When I started for MP 17 years ago, it was a dream to play in a Ranji final. We had talent but as a group, winning remained just a dream. To see these guys lift the trophy is a gift to the entire cricketing fraternity in MP. It has the potential to open several avenues.

Coaches and talent scouts will keenly look out for talent from MP even more now. We’ve already seen so many names coming through – Rajat Patidar, Venkatesh Iyer, Avesh Khan, Kumar Kartikeya. Many more could emerge. These guys have all been trendsetters for the younger players. So many youngsters in MP are now encouraged by seeing these guys perform on the big stage, and a platform like the IPL only magnifies your performances and provides a lift to the region.

We always knew MP had a strong team, but it was always a question of being able to hold our nerves on the big stage. After this win, that perception is bound to change. This win has the power to transform the direction of MP cricket for the better.

Two years ago, I heard from Kiran More [former India wicketkeeper] that Chandrakant Pandit was looking for a team. I immediately conveyed to Sanjeev Rao (MPCA secretary and former MP player) that we should immediately get him on board. When his name was doing the rounds, there was a lot of opposition in MP, particularly Indore. The opposition, I felt, was personal. But they somehow moved past that and brought him on board.

Chandu’s only condition was he needed a free hand when it came to cricketing matters, and if that was met, he was ready to come on. He knows which player should be put under pressure, which player needs to be spoken to with love. After his arrival, we’ve seen a great transformation in the team’s body language and attitude, because he has built that kind of confidence in them. There is proper role clarity.

The biggest change is how teams are selected. Earlier in MP, selection used to be a big headache. Things happened differently. Since he is the coach, he sits in selection meetings, and he comes prepared. He clearly states what he wants. No deserving player has missed out in his time so far.

Akshat Raghuwanshi, for example, wasn’t even with the Under-19 team last year. He single-handedly brought him on board; look at the way he has responded: three fifties and a century, a match-turning knock in the semifinals. When he picks a young player, he backs him, gives him the security.

What also makes him stand out is he takes responsibility for failure. If something is unsuccessful, he takes the responsibility and when some players do well, he gives them the credit. Few people can do this. If his strategies or decisions fail, he doesn’t play the blame game. He gives credit to the guys who do well. Players now know if Chandu has picked you, you will have his full backing.

Devendra Bundela, former MP captain and second-highest run-scorer in Ranji history

I followed every moment of the game.

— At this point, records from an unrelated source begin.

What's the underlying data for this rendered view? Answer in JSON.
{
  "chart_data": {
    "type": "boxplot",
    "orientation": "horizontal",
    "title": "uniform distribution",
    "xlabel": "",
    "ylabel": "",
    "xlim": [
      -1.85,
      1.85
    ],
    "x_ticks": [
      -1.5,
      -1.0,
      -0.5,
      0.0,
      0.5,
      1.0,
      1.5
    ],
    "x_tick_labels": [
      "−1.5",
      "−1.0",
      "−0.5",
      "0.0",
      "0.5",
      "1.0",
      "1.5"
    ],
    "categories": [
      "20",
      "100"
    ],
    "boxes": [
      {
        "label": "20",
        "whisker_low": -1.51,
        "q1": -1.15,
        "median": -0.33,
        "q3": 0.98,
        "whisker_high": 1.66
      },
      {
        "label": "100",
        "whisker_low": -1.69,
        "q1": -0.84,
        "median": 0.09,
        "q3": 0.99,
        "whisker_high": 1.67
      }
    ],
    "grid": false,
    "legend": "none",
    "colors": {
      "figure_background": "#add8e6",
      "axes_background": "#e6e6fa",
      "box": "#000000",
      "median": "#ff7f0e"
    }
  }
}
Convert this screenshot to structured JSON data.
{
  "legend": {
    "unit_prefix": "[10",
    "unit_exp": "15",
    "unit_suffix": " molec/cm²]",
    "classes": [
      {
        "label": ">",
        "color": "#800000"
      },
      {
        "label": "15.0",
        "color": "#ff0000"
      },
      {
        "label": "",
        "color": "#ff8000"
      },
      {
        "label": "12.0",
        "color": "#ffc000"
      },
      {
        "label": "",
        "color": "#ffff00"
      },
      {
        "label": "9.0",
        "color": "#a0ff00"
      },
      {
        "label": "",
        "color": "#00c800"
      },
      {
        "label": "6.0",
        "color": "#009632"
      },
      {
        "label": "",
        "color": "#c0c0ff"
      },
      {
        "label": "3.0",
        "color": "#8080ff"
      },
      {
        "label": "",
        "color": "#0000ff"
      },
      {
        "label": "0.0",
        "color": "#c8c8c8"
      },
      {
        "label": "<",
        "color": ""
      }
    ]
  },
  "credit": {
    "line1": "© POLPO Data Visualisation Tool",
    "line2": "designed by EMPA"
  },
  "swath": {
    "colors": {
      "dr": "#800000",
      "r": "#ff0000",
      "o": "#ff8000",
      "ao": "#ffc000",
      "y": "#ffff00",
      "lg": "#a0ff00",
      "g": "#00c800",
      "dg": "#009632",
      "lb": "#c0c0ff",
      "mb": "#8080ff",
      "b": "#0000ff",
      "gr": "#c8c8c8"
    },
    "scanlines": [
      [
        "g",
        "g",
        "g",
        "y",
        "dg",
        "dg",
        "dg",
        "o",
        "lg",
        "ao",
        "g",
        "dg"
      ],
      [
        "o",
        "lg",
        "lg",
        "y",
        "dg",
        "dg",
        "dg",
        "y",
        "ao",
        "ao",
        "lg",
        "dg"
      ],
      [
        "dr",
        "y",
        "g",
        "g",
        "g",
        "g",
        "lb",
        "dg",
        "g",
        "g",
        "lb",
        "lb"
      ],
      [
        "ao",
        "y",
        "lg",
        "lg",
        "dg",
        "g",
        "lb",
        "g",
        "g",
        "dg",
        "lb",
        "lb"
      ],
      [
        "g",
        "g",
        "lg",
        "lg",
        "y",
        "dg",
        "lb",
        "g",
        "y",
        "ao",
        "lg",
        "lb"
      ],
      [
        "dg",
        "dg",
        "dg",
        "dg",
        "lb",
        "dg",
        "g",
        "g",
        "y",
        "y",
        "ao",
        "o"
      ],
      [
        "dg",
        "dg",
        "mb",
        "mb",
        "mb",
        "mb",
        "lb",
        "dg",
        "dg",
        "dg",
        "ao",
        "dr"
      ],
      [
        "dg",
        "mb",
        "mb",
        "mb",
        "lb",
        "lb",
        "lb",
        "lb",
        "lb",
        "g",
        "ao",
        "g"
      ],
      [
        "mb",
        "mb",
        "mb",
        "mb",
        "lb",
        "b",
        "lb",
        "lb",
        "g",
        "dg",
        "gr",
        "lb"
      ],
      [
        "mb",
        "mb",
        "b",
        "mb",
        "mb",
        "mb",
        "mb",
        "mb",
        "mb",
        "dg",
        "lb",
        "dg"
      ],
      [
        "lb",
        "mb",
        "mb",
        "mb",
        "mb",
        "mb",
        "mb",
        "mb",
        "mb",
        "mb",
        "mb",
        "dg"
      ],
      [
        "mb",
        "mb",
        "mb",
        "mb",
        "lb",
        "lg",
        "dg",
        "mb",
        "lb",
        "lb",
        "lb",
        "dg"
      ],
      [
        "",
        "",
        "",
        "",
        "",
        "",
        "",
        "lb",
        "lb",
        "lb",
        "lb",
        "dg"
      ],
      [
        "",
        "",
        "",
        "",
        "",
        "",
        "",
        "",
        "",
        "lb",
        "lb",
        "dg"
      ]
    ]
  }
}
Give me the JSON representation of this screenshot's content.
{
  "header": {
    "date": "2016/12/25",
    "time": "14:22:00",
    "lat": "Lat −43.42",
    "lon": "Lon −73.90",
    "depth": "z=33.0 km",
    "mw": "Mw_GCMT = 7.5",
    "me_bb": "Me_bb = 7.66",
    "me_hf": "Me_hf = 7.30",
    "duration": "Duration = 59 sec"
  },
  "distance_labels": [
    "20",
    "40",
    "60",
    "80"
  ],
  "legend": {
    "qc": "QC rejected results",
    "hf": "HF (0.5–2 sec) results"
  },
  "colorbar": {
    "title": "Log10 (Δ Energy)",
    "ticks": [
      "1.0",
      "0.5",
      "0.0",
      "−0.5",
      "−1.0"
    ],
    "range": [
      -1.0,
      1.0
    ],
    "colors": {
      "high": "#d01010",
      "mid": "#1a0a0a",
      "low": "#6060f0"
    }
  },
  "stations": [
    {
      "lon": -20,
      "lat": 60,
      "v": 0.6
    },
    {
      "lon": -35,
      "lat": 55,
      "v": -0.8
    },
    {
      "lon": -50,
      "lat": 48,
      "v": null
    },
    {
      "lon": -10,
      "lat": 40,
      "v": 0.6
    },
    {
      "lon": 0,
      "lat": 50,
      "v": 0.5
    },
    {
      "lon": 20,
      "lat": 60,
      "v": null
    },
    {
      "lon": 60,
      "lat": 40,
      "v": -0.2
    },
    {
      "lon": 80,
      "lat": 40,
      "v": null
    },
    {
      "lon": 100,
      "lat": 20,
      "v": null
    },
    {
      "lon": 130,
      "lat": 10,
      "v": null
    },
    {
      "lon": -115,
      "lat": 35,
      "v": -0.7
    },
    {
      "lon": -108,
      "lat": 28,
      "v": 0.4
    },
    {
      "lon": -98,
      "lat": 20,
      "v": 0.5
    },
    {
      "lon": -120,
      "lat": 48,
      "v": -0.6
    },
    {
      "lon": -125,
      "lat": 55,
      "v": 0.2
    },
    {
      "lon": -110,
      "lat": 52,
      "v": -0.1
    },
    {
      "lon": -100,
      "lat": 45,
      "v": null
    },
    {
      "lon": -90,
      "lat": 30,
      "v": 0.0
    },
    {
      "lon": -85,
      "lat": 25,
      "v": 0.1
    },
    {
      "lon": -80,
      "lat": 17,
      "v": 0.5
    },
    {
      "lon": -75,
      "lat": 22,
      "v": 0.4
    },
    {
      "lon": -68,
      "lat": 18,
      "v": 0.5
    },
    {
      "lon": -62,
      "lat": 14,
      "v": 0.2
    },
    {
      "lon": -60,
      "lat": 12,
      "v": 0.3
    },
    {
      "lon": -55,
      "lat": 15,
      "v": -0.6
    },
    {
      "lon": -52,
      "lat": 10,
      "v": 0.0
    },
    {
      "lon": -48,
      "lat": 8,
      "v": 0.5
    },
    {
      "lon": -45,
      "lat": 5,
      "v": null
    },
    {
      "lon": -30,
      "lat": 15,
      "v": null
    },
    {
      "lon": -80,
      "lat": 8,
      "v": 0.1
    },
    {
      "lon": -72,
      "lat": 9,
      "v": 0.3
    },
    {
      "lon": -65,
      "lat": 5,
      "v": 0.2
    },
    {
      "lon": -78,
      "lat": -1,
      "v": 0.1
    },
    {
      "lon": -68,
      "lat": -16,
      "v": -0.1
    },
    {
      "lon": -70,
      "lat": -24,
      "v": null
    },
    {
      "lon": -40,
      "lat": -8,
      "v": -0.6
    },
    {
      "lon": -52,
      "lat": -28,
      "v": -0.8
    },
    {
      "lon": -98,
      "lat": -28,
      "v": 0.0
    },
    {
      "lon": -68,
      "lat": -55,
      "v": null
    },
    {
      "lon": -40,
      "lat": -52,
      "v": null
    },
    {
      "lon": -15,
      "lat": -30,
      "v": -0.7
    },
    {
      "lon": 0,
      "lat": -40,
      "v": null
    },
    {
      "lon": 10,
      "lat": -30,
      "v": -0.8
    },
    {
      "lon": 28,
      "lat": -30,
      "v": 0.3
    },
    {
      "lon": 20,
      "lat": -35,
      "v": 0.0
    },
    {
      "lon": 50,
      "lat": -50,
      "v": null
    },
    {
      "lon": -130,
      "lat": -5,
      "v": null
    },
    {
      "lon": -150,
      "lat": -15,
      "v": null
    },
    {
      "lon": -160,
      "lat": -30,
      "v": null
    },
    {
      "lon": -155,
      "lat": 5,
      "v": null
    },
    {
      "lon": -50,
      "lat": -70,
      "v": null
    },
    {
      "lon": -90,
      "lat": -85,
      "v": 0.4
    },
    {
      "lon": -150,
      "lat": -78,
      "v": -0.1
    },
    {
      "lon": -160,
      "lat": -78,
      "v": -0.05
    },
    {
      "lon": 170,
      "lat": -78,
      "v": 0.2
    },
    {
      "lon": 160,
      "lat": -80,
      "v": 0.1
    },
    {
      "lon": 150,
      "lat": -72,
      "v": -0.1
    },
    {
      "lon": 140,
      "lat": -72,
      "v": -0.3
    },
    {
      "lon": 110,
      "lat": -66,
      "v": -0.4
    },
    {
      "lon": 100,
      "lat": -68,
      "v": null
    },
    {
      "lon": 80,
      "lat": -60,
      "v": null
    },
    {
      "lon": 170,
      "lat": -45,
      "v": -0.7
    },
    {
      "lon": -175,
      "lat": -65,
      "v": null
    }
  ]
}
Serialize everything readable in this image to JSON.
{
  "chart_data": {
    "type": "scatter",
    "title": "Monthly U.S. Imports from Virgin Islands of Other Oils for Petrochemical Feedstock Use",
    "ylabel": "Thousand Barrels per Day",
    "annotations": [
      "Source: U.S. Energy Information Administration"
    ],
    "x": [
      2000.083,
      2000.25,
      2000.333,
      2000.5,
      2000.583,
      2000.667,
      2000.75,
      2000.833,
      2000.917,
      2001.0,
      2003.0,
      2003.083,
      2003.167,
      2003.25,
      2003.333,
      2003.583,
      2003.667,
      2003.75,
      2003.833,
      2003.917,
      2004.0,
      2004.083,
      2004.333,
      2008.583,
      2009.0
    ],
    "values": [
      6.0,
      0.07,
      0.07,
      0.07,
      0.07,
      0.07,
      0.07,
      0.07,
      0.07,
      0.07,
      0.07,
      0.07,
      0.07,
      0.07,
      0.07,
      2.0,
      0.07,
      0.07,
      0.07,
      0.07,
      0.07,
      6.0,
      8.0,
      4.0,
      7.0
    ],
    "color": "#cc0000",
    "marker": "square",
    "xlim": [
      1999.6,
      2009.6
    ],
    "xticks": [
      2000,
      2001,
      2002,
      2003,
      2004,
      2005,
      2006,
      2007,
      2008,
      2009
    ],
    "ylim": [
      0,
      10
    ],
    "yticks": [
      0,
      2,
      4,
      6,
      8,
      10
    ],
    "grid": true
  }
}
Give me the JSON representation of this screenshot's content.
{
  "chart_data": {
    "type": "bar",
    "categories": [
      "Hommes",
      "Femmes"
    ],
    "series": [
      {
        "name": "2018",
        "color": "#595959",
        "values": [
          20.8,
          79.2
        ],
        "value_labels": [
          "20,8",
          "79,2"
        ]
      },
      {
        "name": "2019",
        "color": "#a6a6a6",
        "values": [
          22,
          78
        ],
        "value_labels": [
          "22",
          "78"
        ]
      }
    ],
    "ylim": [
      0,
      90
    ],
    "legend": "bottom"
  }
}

It’s a brilliant feeling to see MP dominate and win the Ranji Trophy. I can say for sure the best squad was picked. Their methodical approach was outstanding. The effort of many years has finally borne fruit.

I was part of that 1998-99 final and call tell you how much of a heartbreak it was. That is still fresh in my mind, but seeing these guys take a step further makes me feel very proud. This group has the potential to dominate for the next three-four years. It’s largely a young team. Someone asked me if we’ve hit a purple patch. I said, no, this is a purple batch.